MATARAM – Kuasa hukum perempuan berinisial M, Yan Mangandar Putra, mendesak Kepolisian Daerah (Polda) Nusa Tenggara Barat untuk bersikap terbuka dan jujur dalam mengungkap hasil penyelidikan kasus kematian Brigadir Muhammad Nurhadi. Ia menyoroti potensi ketimpangan dalam proses penegakan hukum terhadap kliennya yang kini berstatus tersangka.
“Besar harapan kami, rilis Polda NTB pagi ini membuka tabir kebenaran yang sebenar-benarnya, bukan sebaliknya,” ujar Yan dalam keterangannya pada Jumat, 4 Juli 2025.
Yan menjelaskan, berdasarkan hasil otopsi usai Ekshumasi, ditemukan tanda-tanda kekerasan di berbagai bagian tubuh korban. Luka tersebut teridentifikasi pada wajah, leher, lengan atas, tengkuk, punggung, lutut, kepala, hingga jari kaki.
“Melihat apa yang dialami korban ini, tentu begitu kejam pelaku melakukannya,” ucapnya.
Lebih lanjut, Yan mengungkapkan sejumlah hal yang menurutnya menimbulkan keraguan terhadap keadilan proses hukum yang tengah berjalan. Ia menyoroti beberapa kejanggalan dalam kasus tersebut.
1. Hubungan Personal dan Hirarki Jabatan
Brigadir Nurhadi disebut memiliki hubungan dekat dengan atasannya, Ipda HC, yang juga kini menjadi tersangka. Sementara M, menurut Yan, baru pertama kali bertemu korban di malam kejadian. Kondisi ini dinilai membuka ruang kemungkinan motif lain yang lebih kuat.

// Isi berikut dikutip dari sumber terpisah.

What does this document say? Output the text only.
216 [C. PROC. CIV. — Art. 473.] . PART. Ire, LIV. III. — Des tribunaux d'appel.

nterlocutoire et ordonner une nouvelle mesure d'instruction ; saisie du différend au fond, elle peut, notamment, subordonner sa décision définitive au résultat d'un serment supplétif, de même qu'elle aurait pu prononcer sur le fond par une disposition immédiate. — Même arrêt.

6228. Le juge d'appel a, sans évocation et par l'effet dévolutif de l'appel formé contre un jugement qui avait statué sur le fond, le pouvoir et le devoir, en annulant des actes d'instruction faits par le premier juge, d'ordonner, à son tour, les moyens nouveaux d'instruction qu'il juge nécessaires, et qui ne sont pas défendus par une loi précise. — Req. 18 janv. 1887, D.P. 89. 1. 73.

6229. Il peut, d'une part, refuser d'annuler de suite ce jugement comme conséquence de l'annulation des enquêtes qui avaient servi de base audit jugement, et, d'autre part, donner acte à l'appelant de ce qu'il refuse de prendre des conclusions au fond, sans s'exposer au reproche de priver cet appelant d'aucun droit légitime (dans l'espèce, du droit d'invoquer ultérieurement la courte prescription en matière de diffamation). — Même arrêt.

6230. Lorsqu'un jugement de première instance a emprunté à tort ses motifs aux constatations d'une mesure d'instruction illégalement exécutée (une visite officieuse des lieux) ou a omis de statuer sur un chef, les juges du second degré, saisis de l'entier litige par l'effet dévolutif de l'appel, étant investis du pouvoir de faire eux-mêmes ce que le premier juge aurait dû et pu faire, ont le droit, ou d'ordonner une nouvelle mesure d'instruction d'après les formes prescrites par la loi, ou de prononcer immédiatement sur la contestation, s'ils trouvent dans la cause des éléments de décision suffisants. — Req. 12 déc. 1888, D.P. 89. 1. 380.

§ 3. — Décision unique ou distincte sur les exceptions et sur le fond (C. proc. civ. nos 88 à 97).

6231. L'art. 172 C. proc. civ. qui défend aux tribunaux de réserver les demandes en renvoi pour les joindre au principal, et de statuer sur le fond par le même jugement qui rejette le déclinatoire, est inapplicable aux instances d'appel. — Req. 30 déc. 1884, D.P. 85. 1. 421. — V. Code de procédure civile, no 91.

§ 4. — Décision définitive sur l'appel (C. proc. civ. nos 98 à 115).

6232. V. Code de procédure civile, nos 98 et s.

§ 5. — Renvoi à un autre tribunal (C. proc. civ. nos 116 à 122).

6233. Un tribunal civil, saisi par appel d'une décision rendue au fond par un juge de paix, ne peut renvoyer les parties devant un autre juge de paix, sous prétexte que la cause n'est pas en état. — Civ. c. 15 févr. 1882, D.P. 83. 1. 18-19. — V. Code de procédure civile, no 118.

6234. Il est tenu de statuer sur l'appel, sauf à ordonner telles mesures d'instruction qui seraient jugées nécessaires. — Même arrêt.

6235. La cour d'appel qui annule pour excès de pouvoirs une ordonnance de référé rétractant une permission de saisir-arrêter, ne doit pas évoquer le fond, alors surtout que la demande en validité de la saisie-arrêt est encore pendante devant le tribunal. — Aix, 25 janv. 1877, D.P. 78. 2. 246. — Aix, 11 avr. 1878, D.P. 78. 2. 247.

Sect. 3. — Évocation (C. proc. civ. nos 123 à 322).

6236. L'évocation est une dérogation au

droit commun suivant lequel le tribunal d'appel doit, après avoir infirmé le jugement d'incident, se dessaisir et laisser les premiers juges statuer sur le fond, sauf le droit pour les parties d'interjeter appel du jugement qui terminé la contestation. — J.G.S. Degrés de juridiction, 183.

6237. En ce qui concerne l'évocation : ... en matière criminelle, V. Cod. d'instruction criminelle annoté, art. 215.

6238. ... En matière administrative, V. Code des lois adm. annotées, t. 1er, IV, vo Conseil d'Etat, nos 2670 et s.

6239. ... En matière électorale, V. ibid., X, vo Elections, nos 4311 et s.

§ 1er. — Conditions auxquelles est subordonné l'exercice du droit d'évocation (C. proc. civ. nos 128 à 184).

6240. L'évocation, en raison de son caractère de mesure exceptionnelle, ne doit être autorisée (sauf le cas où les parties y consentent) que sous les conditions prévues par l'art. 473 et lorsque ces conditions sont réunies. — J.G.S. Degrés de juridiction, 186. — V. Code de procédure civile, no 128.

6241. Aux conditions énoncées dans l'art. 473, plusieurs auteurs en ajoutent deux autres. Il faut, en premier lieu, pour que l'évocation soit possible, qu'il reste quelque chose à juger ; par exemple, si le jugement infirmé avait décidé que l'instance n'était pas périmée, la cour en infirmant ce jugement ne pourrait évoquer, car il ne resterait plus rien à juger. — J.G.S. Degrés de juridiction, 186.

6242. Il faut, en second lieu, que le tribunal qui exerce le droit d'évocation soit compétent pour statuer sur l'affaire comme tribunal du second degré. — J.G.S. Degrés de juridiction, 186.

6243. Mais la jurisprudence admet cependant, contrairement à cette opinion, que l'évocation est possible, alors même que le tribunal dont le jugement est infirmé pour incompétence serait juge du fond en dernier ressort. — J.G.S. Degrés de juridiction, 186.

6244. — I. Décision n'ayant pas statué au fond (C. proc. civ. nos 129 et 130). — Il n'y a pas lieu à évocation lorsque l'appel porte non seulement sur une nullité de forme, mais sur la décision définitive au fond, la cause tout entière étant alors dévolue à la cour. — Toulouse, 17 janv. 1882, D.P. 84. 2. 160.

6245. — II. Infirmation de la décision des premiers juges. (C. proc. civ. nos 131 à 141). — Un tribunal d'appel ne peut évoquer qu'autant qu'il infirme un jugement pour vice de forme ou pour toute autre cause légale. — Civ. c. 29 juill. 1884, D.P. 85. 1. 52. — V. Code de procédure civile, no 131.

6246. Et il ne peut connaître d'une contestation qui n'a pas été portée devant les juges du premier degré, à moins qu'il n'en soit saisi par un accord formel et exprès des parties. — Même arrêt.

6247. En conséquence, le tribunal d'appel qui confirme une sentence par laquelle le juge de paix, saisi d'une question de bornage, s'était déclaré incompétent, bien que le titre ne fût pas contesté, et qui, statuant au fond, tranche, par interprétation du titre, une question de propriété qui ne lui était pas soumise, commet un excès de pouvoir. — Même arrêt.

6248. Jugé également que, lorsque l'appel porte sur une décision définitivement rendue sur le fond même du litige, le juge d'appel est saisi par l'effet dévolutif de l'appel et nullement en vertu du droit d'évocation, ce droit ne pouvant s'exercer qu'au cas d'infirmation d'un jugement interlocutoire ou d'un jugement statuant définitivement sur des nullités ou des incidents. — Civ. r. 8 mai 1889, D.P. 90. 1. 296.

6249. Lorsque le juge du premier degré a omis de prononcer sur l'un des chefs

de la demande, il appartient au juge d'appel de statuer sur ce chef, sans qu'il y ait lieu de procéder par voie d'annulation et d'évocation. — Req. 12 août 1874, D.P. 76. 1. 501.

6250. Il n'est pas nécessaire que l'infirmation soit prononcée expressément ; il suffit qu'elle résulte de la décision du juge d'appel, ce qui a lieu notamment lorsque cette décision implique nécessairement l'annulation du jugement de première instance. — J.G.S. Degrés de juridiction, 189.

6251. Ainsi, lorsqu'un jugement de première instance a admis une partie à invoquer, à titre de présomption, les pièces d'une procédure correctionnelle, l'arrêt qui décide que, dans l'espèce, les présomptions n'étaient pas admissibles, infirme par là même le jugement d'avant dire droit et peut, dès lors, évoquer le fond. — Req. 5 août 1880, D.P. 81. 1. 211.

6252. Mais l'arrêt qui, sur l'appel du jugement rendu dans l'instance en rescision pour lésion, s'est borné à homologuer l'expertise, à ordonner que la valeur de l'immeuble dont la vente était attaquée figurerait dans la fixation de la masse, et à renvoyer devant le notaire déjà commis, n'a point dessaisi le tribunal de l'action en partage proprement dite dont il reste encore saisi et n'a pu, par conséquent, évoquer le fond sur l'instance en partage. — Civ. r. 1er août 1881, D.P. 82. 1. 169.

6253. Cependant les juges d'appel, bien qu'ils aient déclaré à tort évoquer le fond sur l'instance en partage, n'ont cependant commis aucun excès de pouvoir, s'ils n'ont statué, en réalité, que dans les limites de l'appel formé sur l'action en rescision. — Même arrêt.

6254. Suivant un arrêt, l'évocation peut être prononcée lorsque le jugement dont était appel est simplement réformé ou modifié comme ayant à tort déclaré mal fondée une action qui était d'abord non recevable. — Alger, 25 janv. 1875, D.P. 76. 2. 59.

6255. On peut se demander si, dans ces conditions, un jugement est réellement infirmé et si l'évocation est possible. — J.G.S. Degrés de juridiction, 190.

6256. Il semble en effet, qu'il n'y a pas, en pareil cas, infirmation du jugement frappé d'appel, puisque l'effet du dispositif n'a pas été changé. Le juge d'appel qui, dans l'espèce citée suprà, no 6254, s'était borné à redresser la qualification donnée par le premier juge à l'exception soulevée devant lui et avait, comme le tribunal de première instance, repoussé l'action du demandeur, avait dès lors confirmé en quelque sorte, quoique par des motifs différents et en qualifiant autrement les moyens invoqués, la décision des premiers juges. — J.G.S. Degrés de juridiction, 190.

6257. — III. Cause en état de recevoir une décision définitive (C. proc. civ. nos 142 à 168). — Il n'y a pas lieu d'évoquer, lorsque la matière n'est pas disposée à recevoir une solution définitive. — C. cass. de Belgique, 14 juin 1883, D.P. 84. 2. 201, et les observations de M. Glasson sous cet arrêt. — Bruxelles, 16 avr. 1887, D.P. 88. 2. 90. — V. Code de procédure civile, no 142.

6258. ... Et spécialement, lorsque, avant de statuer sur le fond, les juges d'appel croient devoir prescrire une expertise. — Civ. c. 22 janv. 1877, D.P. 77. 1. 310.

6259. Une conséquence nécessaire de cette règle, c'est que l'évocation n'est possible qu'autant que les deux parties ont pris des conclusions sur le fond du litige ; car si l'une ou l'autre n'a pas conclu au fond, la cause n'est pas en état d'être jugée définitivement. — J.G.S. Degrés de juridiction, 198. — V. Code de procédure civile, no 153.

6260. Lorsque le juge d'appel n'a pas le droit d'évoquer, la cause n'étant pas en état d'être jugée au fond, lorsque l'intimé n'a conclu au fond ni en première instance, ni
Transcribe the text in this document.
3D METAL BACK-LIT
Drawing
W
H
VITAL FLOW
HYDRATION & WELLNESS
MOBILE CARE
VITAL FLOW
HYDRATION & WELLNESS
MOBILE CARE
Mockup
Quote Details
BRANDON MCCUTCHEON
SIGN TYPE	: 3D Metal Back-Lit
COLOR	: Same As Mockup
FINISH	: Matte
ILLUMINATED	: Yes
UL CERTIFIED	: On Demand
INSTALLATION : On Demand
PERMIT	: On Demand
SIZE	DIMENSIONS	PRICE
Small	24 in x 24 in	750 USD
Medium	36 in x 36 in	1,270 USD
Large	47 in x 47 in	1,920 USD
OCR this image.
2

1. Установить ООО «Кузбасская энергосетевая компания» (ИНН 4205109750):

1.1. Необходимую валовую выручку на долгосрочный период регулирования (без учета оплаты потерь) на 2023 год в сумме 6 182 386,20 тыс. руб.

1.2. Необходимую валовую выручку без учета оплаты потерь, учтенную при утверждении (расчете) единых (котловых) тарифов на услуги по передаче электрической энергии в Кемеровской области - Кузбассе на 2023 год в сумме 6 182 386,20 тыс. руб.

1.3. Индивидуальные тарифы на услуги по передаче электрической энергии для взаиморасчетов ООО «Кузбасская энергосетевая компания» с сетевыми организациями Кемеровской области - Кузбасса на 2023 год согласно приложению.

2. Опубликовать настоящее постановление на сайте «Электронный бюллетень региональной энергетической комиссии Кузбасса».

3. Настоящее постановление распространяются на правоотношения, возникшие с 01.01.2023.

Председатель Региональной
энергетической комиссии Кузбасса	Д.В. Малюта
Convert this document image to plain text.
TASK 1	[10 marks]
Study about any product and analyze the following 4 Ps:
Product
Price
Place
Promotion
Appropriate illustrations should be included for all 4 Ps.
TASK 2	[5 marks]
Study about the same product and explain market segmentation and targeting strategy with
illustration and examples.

2. Situasi Saat Insiden Terjadi
Menurut Yan, pada saat kejadian, semua pihak yang terlibat, termasuk korban dalam kondisi tidak sepenuhnya sadar akibat konsumsi obat penenang, ekstasi, dan alkohol. Dalam keadaan tersebut, M yang merupakan seorang perempuan dianggap lebih rentan mengalami hilang kesadaran dan kesulitan merekonstruksi peristiwa secara utuh.
3. Dugaan Rekayasa oleh Pihak Berpengalaman
Yan mengingatkan bahwa beberapa tersangka lain adalah anggota kepolisian yang telah terbiasa menangani kasus. Hal ini, menurutnya, menimbulkan kekhawatiran akan kemungkinan narasi kejadian dimanipulasi, termasuk ketika jenazah pertama kali ditemukan dan dilaporkan meninggal karena tenggelam.
“Sempat pula ada permintaan dari salah satu tersangka agar M tidak menceritakan soal penggunaan obat dan ekstasi kepada siapa pun,” tambahnya.
4. Potensi Relasi Kuasa dalam Institusi
Meski dua tersangka lainnya telah diberhentikan dari institusi kepolisian, keduanya disebut pernah memegang jabatan strategis di lingkungan Polda NTB. Yan menilai, masih ada kemungkinan mereka memiliki akses pengaruh yang dapat memengaruhi jalannya penyidikan.
5. Penanganan yang Terlambat
Yan juga menyinggung lambatnya respon aparat terhadap kasus ini. Meski sejak awal sudah ada indikasi kematian tidak wajar, penanganan hukum baru dilakukan setelah kasus tersebut menjadi sorotan publik.
Ia pun meminta agar proses penyidikan dilakukan secara adil dan setara terhadap semua tersangka.
“Kami tidak ingin klien kami menjadi tumbal dalam perkara yang kompleks ini. Ia berhak mendapatkan perlindungan hukum yang adil dan bebas dari prasangka,” tegas Yan.
Untuk diketahui, Brigadir Muhammad Nurhadi anggota propam Polda NTB ditemukan tewas di kolam salah satu vila di Gili Trawangan pada April 2025 lalu.
Kematian Nurhadi menimbulkan kecurigaan. Karena adanya bekas kekerasan di tubuh korban, yang memicu penyelidikan lebih lanjut.
Setelah polisi melakukan pemeriksaan, dua anggota kepolisian yaitu IMY dan HC beserta seorang perempuan berinisial M, ditetapkan sebagai tersangka.
IMY dan HC telah dipecat tidak dengan hormat serta menjalani pemeriksaan menyeluruh oleh penyidik, sedangkan M ditahan sejak 2 Juli 2025
Kasus ini menyedot perhatian publik karena adanya dugaan ketidakwajaran dalam proses hukum, termasuk adanya potensi konflik kepentingan dan tekanan institusional.